On Monday 9th September two high explosive bombs simultaneously hit on my estate. Dr Wolfe spoke of tragic losses as the Dulwich Society installed a plaque commemorating a killing of 29 non-combatants.
Two days afterwards the King and his Queen turned up unannounced at the scene even as bodies were extracted from the structure which would hold up to fifty people.
A standard SPARS (Surface Public Air Shelter) made from brick but with concrete slab as the roof.
The location of the site, if we take our clue from the South London Observer of 13th September 1940, which reads: “As King and Queen came down the slope to the road, they were loudly cheered by the waiting crowd, who sang ‘Pack up your troubles’.” must be the SPAR shelter next to Wilton House at the top of what was then London County Council’s Dog Kennel Hill Estate and now Southwark Council’s East Dulwich Estate.
My windows look over this berm as I write.
When the Monarch's visit happened, as it would today, word dashed around and as the same paper records: “… before their Majesties left a crowd of several hundred was present.”
Mary Phillips, Secretary of the East Dulwich Estate Tenants and Residents Association [EDERPT] (see photo insert) stands by the plaque screwed to the sidewall of the new Albrighton Community centre listing the names of those killed.
Remarkable technological advances since WW2 may continue to evolve attitudes towards discrimination between combatants and non-combatants but the two bombs that hit that fateful Monday, two days into the Blitz, were not modern PGMs (precision-guided munitions).
Dr Wolfe spoke of his relatives abroad and gently hit a chord for all who agonize at Allied revenge and whole Cities obliterated.
Deftly, as one expects from the Dulwich Society, any issue with the matter of the mass conventional bombing of Germany and the nuclear bombing of Japan made to resonate with more modernist morality.

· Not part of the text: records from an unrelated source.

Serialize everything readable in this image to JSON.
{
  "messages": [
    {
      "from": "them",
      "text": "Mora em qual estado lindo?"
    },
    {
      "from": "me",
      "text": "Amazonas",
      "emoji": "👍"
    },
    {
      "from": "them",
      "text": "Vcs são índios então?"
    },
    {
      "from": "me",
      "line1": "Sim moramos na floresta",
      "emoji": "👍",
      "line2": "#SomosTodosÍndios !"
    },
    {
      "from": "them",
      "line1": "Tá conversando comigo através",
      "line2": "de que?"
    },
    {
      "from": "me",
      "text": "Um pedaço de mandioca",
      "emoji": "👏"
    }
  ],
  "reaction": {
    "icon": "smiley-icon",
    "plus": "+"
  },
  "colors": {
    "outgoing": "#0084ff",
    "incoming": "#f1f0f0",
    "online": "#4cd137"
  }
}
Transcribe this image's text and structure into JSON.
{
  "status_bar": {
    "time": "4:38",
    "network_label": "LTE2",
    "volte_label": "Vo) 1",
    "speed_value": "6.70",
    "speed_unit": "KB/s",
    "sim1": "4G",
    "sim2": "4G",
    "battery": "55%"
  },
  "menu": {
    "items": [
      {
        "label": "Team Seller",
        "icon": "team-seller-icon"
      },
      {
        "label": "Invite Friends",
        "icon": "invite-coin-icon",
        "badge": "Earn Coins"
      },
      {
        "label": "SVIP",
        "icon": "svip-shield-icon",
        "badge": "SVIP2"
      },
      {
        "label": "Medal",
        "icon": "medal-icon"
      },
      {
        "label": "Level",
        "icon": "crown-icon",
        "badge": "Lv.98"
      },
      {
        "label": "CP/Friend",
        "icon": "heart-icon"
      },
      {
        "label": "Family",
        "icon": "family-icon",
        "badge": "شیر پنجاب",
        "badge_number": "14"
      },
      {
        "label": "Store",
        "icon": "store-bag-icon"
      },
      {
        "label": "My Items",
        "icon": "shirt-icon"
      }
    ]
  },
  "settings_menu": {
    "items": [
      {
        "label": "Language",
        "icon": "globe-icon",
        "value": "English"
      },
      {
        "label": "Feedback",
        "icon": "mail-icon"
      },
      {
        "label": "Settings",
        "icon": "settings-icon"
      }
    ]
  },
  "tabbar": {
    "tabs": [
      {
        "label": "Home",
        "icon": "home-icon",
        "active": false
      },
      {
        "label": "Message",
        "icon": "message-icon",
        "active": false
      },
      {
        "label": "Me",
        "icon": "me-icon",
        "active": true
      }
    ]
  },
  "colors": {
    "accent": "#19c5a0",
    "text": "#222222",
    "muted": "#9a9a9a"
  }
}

Today as I look at the shelter berm, on the one hand, I think of a city like Dresden and marvel at it’s re-building after Bomber Harris in full, calculated and indiscriminate dance to Hades dropped more than a few vengeful bombs.
And, on the other, I recall a story about the site of Southdown House (due to be re-built upon despite earlier demolition to create better living space conditions after the war) retold from a childhood on the estate:
“The room I slept in was visited by a young ghost in uniform who used to walk straight out to the bomb shelters. I asked my dad about it and he said it was the ghost of a young man heading to the shelter that got a direct hit. On the green by Southdown House were two shelters - the first was intact and we used to play on top of it. The second, further up the green, was just the remains of the solid roof poking out from the ground - everything and everyone in it were just buried. I, too, used to play on that bomb site on the corner near the shops. We used to have bonfire night there and the fire brigade out every year.”

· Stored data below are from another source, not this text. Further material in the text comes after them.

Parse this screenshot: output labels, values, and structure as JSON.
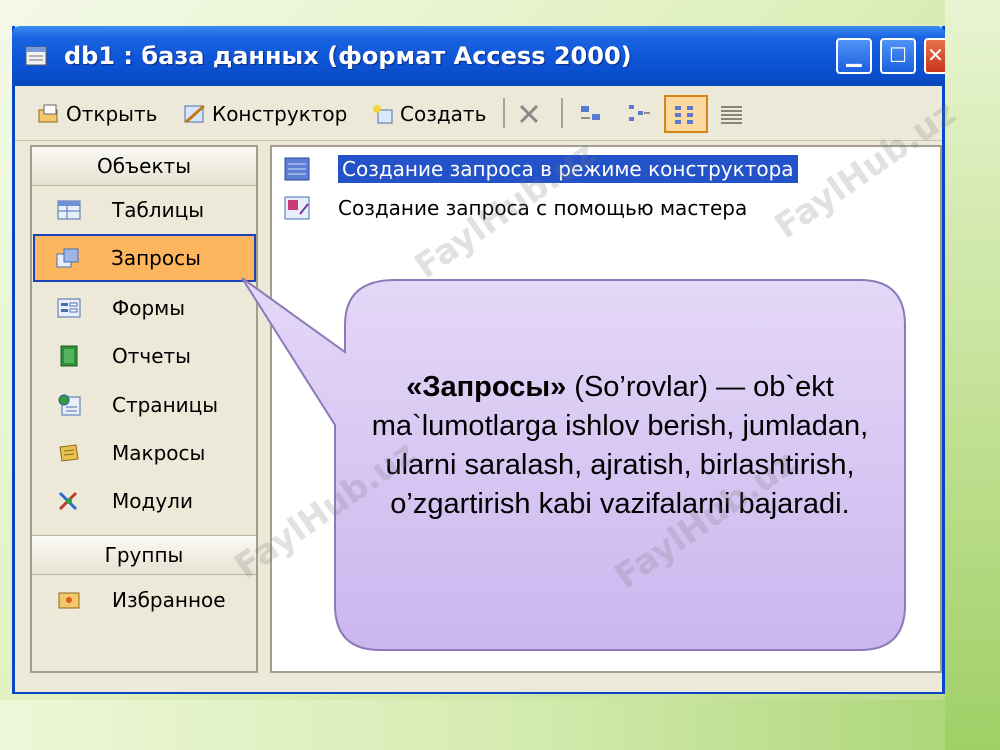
{
  "window": {
    "title": "db1 : база данных (формат Access 2000)",
    "controls": {
      "minimize": "minimize",
      "maximize": "maximize",
      "close": "close"
    }
  },
  "toolbar": {
    "open_label": "Открыть",
    "design_label": "Конструктор",
    "create_label": "Создать"
  },
  "objects": {
    "header": "Объекты",
    "items": [
      {
        "label": "Таблицы",
        "icon": "table-icon",
        "selected": false
      },
      {
        "label": "Запросы",
        "icon": "query-icon",
        "selected": true
      },
      {
        "label": "Формы",
        "icon": "form-icon",
        "selected": false
      },
      {
        "label": "Отчеты",
        "icon": "report-icon",
        "selected": false
      },
      {
        "label": "Страницы",
        "icon": "page-icon",
        "selected": false
      },
      {
        "label": "Макросы",
        "icon": "macro-icon",
        "selected": false
      },
      {
        "label": "Модули",
        "icon": "module-icon",
        "selected": false
      }
    ],
    "groups_header": "Группы",
    "groups": [
      {
        "label": "Избранное",
        "icon": "favorites-icon"
      }
    ]
  },
  "list": {
    "items": [
      {
        "label": "Создание запроса в режиме конструктора",
        "selected": true
      },
      {
        "label": "Создание запроса с помощью мастера",
        "selected": false
      }
    ]
  },
  "callout": {
    "bold": "«Запросы»",
    "text": " (So’rovlar) —  ob`ekt ma`lumotlarga ishlov berish, jumladan, ularni saralash, ajratish, birlashtirish, o’zgartirish  kabi vazifalarni bajaradi."
  },
  "watermark": "FaylHub.uz",
  "colors": {
    "titlebar": "#0c54d6",
    "selection": "#fdb55e",
    "list_selection": "#2452c9",
    "callout_fill": "#d8c8f2"
  }
}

The berms have recently been opened and no human remains returned.
In a bright time of this age, we all support Public International Rules of Law so formed from such anguish.
Today (September 15.09.2013) a second plaque was unveiled on the estate (pictured Colin Hunte, EDERPT [East Dulwich Estate Regeneration Project Team] & EDETRA who was instrumental in the installation talking with Brian Green of the Dulwich Society about plaque locations) to recall the deaths at Goldwell House. The plaque reads: “In commemoration of those killed in an air raid in Quorn Road during the Blitz on 15th September 1940.”
Uniquely for London this plaque is placed on an original “Recycled Mortuary Children's Stretcher Railing” [RMCCSR] and the hope is the railing itself will be preserved.
Much of the metal fencing placed on Dog Kennel Hill and in Quorn Road after WW2 were recycled metal mortuary stretchers.
Many of the original and historic features of the estate are to be stripped away under the “Master-Plan” of the old and now new Labour Administrations of Southwark and it is a small victory if one such original stretcher survives.
(Left Brian Green, Dulwich Society & Right Councillor Govier).